Berdasarkan Pengumuman Bursa Nomor Peng-S-00016/BEI.PLP/06-2026, pemantauan ketat yang dilakukan hingga 30 Mei 2026 menunjukkan bahwa puluhan emiten tersebut belum memenuhi kewajiban keterbukaan informasi. Kewajiban pelaporan ini merupakan aspek krusial dalam menjaga transparansi pasar modal bagi para investor.
Terdapat perbedaan sanksi yang diterapkan berdasarkan klasifikasi papan perdagangan emiten tersebut. Sebanyak tiga perusahaan yang tercatat di papan akselerasi menerima sanksi berupa Peringatan Tertulis III. Ketiga perusahaan tersebut adalah PT Menn Teknologi Indonesia Tbk (MENN), PT Techno9 Indonesia Tbk (NINE), serta PT Mitra Tirta Buwana Tbk (SOUL).
Sementara itu, sebanyak 85 emiten lainnya yang berada di papan utama dan papan pengembangan tidak hanya menerima Peringatan Tertulis III, tetapi juga dikenakan denda administratif masing-masing sebesar Rp 150 juta. Daftar emiten yang belum menyampaikan laporan keuangan ini mencakup berbagai sektor industri, di antaranya PT Artha Mahiya Investama Tbk (AIMS), PT Tri Banyan Tirta Tbk (ALTO), PT Austindo Nusantara Jaya Tbk (ANJT), PT Sepatu Bata Tbk (BATA), dan PT Hillcon Tbk (HILL).
Selain nama-nama tersebut, emiten lain yang masuk dalam daftar sanksi meliputi PT Indofarma Tbk (INAF), PT Sinar Mas Multiartha Tbk (SMMA), PT Sri Rejeki Isman Tbk (SRIL), PT Totalindo Eka Persada Tbk (TOPS), serta PT Bersama Zatta Jaya Tbk (ZATA). Sanksi denda ini menjadi konsekuensi atas kelalaian perusahaan dalam mematuhi regulasi yang telah diatur oleh bursa.

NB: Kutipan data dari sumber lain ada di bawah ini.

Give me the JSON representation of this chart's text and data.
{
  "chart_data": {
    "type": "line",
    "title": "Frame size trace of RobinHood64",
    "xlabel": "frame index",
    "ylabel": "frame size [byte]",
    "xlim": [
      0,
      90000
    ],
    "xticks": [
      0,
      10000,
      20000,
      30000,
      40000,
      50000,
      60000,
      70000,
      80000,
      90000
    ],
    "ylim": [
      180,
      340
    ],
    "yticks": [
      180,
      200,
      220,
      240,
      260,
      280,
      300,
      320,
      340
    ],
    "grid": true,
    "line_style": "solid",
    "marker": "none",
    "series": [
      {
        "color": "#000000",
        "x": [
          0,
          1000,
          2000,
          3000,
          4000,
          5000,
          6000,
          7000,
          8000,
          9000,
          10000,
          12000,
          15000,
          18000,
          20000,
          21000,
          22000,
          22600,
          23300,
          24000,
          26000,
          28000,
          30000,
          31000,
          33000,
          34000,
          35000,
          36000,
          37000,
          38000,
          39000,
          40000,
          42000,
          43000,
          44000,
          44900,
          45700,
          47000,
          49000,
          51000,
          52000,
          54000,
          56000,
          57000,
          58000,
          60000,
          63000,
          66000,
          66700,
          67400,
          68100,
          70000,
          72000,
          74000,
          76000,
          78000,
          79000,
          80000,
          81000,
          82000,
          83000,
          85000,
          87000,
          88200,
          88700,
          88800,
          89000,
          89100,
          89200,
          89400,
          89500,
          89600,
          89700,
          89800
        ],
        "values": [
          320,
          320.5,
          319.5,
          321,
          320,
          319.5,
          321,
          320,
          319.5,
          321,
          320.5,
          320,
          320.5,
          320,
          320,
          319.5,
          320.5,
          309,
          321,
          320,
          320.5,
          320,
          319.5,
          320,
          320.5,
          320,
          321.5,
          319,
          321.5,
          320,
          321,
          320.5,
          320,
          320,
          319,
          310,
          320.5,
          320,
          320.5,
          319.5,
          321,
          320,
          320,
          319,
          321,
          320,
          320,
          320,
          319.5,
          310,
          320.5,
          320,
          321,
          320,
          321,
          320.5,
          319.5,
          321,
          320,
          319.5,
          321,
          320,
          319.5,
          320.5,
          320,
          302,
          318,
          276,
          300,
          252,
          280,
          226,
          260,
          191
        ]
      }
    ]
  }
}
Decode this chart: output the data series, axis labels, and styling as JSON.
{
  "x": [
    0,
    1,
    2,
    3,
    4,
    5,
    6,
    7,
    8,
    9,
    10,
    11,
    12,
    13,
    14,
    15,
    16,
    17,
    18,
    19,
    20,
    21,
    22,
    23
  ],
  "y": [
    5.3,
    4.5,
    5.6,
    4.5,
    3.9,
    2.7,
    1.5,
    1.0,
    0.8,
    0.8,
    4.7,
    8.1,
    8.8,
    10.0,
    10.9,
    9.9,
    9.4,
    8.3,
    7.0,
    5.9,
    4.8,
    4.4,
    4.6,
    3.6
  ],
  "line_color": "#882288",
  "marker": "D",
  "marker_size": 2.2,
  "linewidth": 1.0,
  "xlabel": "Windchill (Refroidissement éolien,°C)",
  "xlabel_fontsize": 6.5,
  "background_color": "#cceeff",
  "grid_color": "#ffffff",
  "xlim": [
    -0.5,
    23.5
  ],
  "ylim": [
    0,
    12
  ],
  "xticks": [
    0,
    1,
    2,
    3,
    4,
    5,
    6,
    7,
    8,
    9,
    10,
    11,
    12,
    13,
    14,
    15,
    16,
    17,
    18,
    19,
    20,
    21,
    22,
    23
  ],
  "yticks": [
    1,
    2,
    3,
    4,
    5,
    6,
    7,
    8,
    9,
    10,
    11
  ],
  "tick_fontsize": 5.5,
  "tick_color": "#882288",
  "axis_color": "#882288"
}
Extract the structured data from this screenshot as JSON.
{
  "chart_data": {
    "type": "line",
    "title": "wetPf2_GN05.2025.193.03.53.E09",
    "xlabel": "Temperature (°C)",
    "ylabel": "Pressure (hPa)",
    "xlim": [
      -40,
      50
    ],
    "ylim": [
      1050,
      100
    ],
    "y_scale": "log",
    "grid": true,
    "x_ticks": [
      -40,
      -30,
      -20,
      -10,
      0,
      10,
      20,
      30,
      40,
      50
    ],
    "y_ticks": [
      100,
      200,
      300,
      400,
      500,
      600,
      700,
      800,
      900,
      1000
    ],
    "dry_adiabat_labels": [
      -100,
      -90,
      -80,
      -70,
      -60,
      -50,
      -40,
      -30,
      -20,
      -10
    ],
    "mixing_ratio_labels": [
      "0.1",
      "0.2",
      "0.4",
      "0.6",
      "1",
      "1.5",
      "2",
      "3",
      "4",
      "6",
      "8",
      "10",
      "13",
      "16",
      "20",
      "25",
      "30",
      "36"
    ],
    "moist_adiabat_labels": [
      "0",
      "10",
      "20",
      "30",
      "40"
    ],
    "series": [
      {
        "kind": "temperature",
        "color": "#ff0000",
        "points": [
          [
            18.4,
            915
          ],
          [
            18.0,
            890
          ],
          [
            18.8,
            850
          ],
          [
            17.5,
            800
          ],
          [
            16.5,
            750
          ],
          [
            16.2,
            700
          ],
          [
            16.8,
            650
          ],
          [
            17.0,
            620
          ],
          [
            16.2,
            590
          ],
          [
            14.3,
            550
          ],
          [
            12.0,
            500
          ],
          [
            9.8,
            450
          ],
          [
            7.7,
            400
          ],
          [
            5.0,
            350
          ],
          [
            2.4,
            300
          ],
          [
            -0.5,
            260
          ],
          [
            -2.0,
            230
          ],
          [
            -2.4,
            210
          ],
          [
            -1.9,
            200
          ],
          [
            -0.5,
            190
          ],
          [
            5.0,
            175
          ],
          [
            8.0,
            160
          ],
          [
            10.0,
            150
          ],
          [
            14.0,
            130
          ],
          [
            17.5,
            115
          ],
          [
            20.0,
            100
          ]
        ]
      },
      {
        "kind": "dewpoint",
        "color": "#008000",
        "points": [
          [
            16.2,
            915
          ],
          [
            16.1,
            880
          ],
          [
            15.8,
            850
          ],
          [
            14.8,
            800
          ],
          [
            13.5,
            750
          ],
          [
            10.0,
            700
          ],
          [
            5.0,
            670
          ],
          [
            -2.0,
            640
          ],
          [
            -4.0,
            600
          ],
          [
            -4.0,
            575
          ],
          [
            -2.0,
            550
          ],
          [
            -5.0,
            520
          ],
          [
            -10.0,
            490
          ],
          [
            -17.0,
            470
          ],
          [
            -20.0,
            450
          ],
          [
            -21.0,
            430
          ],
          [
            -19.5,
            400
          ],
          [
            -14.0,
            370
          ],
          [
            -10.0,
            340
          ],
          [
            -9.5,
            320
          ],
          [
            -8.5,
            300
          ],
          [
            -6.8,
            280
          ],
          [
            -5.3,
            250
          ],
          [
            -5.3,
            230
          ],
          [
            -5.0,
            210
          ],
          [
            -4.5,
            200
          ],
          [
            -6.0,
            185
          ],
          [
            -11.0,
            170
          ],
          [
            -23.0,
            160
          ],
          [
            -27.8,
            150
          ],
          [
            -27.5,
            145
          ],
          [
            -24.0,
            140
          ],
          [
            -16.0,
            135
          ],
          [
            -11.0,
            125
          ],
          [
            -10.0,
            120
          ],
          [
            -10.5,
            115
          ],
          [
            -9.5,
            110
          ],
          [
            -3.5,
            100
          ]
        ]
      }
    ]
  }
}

Data BEI mencatat bahwa hingga periode tersebut, terdapat total 1.009 perusahaan dan efek yang tercatat di bursa. Dari jumlah keseluruhan, sebanyak 997 perusahaan dan efek tercatat memiliki kewajiban untuk menyampaikan laporan keuangan auditan tahunan per 31 Desember 2025. Dengan demikian, sanksi yang diberikan kepada 88 emiten ini mencerminkan langkah pengawasan berkelanjutan agar seluruh perusahaan tercatat tetap patuh pada ketentuan tata kelola perusahaan yang baik atau good corporate governance.
Kewajiban penyampaian laporan keuangan yang tepat waktu merupakan instrumen utama bagi investor dalam melakukan pengambilan keputusan investasi. Keterlambatan pelaporan tidak hanya berdampak pada sanksi finansial, tetapi juga berpotensi memengaruhi kredibilitas perusahaan di mata pelaku pasar modal. Pihak bursa terus melakukan pemantauan agar seluruh emiten segera menyelesaikan kewajiban pelaporan mereka demi menjaga integritas pasar modal Indonesia di masa mendatang.